After the ULJ makes a decision, the applicant may request reconsideration of the decision: “Any involved applicant, involved employer, or the commissioner may, within 20 calendar days of the sending of the unemployment law judge’s decision under subdivision 1, file a request for reconsideration asking the unemployment law judge to reconsider that decision.” Id., subd. 2(a) (2012). Then, an applicant can ask this court to review the ULJ’s decision. See id., subd. 7(a) (2012) (“The Minnesota Court of Appeals must, by writ of certiorari to the department, review the unemployment law judge’s decision_”).

Eley exercised her right to obtain a de novo evidentiary hearing before a ULJ regarding DEED’S determination that she is ineligible for unemployment benefits. An evidentiary hearing was scheduled, and DEED sent Eley notice of the hearing as required by statute. At the hearing, Eley would have had the opportunity to present evidence in support of her claim that she is eligible for unemployment benefits. But Eley failed to participate in the hearing. As a result, instead of issuing findings of fact and a de novo decision regarding whether Eley is eligible for unemployment benefits, the ULJ issued a decision summarily dismissing her appeal. That decision was authorized under section 268.105, subdivision 1(d), and the ULJ did not err by later concluding that Eley did not establish good cause for failing to participate in the hearing and that an additional evi-dentiary hearing is not required. Thus, Eley’s inability to present evidence regarding her eligibility claim is the result of her own failure to participate in the scheduled evidentiary hearing. It is not the result of *222an error that provides a basis for this court to reverse. See id., subd. 7(d) (setting forth grounds for this court to reverse a ULJ’s decision).

Moreover, because of the procedural posture of this case, the only decision that is before this court for review is the ULJ’s decision affirming the summary dismissal of Eley’s appeal of DEED’S determination of ineligibility. The ULJ did not consider the merits of DEED’S determination of ineligibility when dismissing Eley’s administrative appeal. We therefore do not consider the merits of DEED’S ineligibility determination in this judicial appeal. See Thiele v. Stick, 425 N.W.2d 580, 582 (Minn.1988) (stating that generally an appellate court will not consider matters not argued and considered below); see also Hentges v. Minn. Board of Water & Soil Res., 688 N.W.2d 441, 448 (Minn.App.2002) (applying Thiele in an administrative appeal), review denied (Minn. Mar. 27, 2002).

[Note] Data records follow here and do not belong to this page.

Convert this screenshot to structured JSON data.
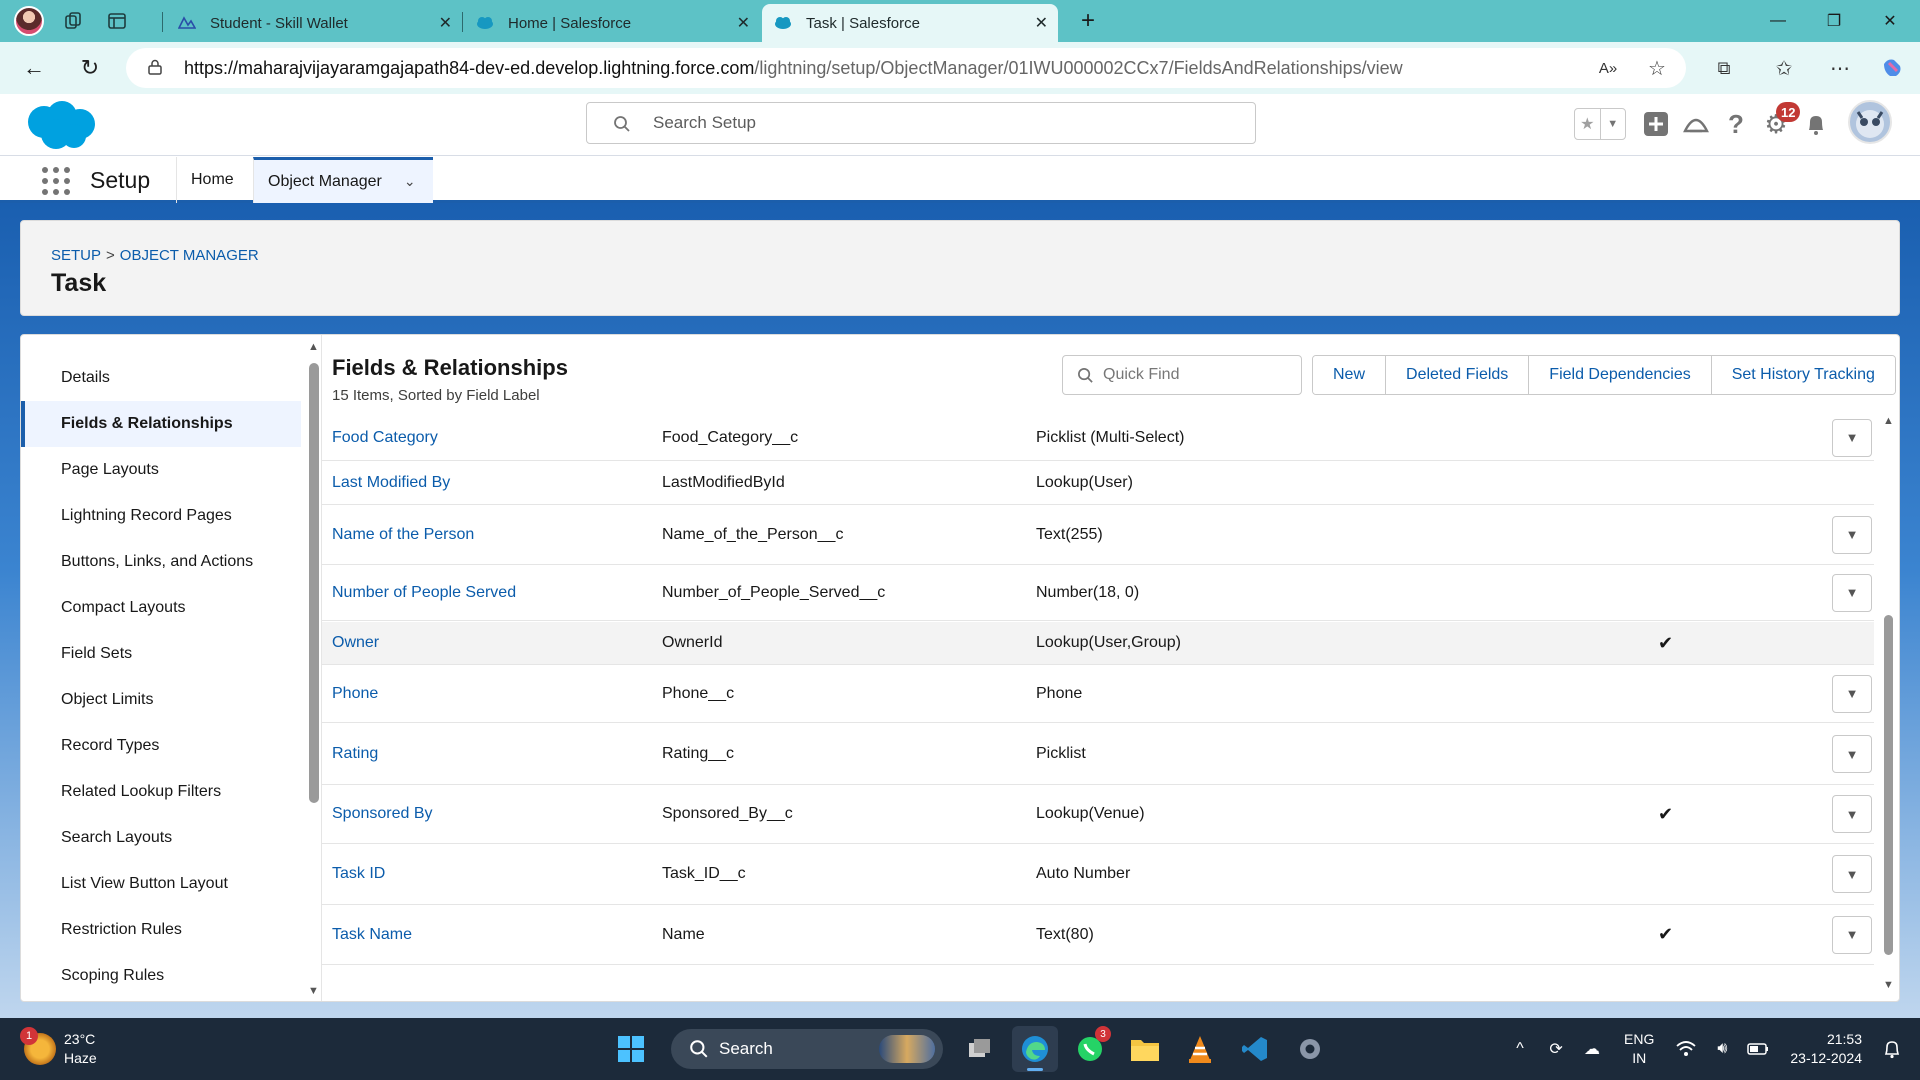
{
  "browser": {
    "tabs": [
      {
        "title": "Student - Skill Wallet"
      },
      {
        "title": "Home | Salesforce"
      },
      {
        "title": "Task | Salesforce"
      }
    ],
    "url_host": "https://maharajvijayaramgajapath84-dev-ed.develop.lightning.force.com",
    "url_path": "/lightning/setup/ObjectManager/01IWU000002CCx7/FieldsAndRelationships/view"
  },
  "header": {
    "search_placeholder": "Search Setup",
    "notification_count": "12"
  },
  "appnav": {
    "app_name": "Setup",
    "tabs": [
      {
        "label": "Home"
      },
      {
        "label": "Object Manager"
      }
    ]
  },
  "page_header": {
    "breadcrumb": [
      "SETUP",
      "OBJECT MANAGER"
    ],
    "title": "Task"
  },
  "sidebar": {
    "items": [
      {
        "label": "Details"
      },
      {
        "label": "Fields & Relationships"
      },
      {
        "label": "Page Layouts"
      },
      {
        "label": "Lightning Record Pages"
      },
      {
        "label": "Buttons, Links, and Actions"
      },
      {
        "label": "Compact Layouts"
      },
      {
        "label": "Field Sets"
      },
      {
        "label": "Object Limits"
      },
      {
        "label": "Record Types"
      },
      {
        "label": "Related Lookup Filters"
      },
      {
        "label": "Search Layouts"
      },
      {
        "label": "List View Button Layout"
      },
      {
        "label": "Restriction Rules"
      },
      {
        "label": "Scoping Rules"
      }
    ]
  },
  "main": {
    "title": "Fields & Relationships",
    "subtitle": "15 Items, Sorted by Field Label",
    "quick_find_placeholder": "Quick Find",
    "buttons": [
      {
        "label": "New"
      },
      {
        "label": "Deleted Fields"
      },
      {
        "label": "Field Dependencies"
      },
      {
        "label": "Set History Tracking"
      }
    ],
    "rows": [
      {
        "label": "Food Category",
        "api": "Food_Category__c",
        "type": "Picklist (Multi-Select)",
        "indexed": false,
        "menu": true
      },
      {
        "label": "Last Modified By",
        "api": "LastModifiedById",
        "type": "Lookup(User)",
        "indexed": false,
        "menu": false
      },
      {
        "label": "Name of the Person",
        "api": "Name_of_the_Person__c",
        "type": "Text(255)",
        "indexed": false,
        "menu": true
      },
      {
        "label": "Number of People Served",
        "api": "Number_of_People_Served__c",
        "type": "Number(18, 0)",
        "indexed": false,
        "menu": true
      },
      {
        "label": "Owner",
        "api": "OwnerId",
        "type": "Lookup(User,Group)",
        "indexed": true,
        "menu": false
      },
      {
        "label": "Phone",
        "api": "Phone__c",
        "type": "Phone",
        "indexed": false,
        "menu": true
      },
      {
        "label": "Rating",
        "api": "Rating__c",
        "type": "Picklist",
        "indexed": false,
        "menu": true
      },
      {
        "label": "Sponsored By",
        "api": "Sponsored_By__c",
        "type": "Lookup(Venue)",
        "indexed": true,
        "menu": true
      },
      {
        "label": "Task ID",
        "api": "Task_ID__c",
        "type": "Auto Number",
        "indexed": false,
        "menu": true
      },
      {
        "label": "Task Name",
        "api": "Name",
        "type": "Text(80)",
        "indexed": true,
        "menu": true
      }
    ]
  },
  "taskbar": {
    "weather_temp": "23°C",
    "weather_desc": "Haze",
    "weather_badge": "1",
    "search_label": "Search",
    "whatsapp_badge": "3",
    "lang_line1": "ENG",
    "lang_line2": "IN",
    "time": "21:53",
    "date": "23-12-2024"
  },
  "colors": {
    "link": "#0b5cab",
    "brand": "#1b5eab",
    "tabbar": "#5dc2c6"
  }
}
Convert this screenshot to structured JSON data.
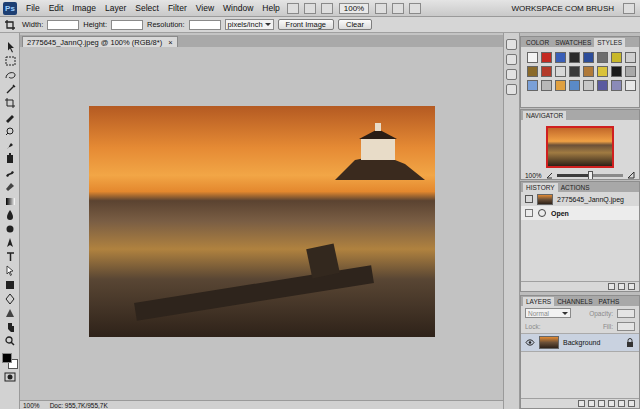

We appreciate that Eley is not represented by legal counsel and that she may have found the process to determine eligibility difficult or time consuming. But the statutes governing administrative appeals of eligibility determinations apply to every applicant. And although chapter 268 must be applied in favor of awarding benefits, “[tjhere is no equitable or common law denial or allowance of unemployment benefits.” Minn.Stat. §§ 268.031, subd. 2, .069, subd. 3 (2012). Eley exercised her right to schedule an evidentiary hearing before a ULJ, at which she could have presented evidence and obtained a new determination, based on a complete evidentiary record, of whether she is eligible for unemployment benefits. See Minn.Stat. § 268.105, subd. 1(b). Because Eley failed to participate in the scheduled evidentiary hearing without good cause, she has foregone her opportunity to obtain administrative and judicial review of DEED’S determination of ineligibility.

DECISION

Eley’s contention that she was mistaken regarding the hearing date and therefore has established good cause for failing to participate in the hearing is unavailing where DEED timely sent notice of the hearing date by mail to Eley at her address of record and the hearing date was available on Eley’s online unemployment-benefits account. The ULJ therefore did not abuse her discretion by concluding that an additional evidentiary hearing is not required.

Affirmed.

. The ULJ alternatively describes the address as Eley’s "address on file with the Unemployment Insurance Program." Eley does not dispute that DEED used the address that she provided.

. Eley does not explain why any confusion regarding the procedures governing an appeal to this court prevented her from appearing at the scheduled hearing before the ULJ.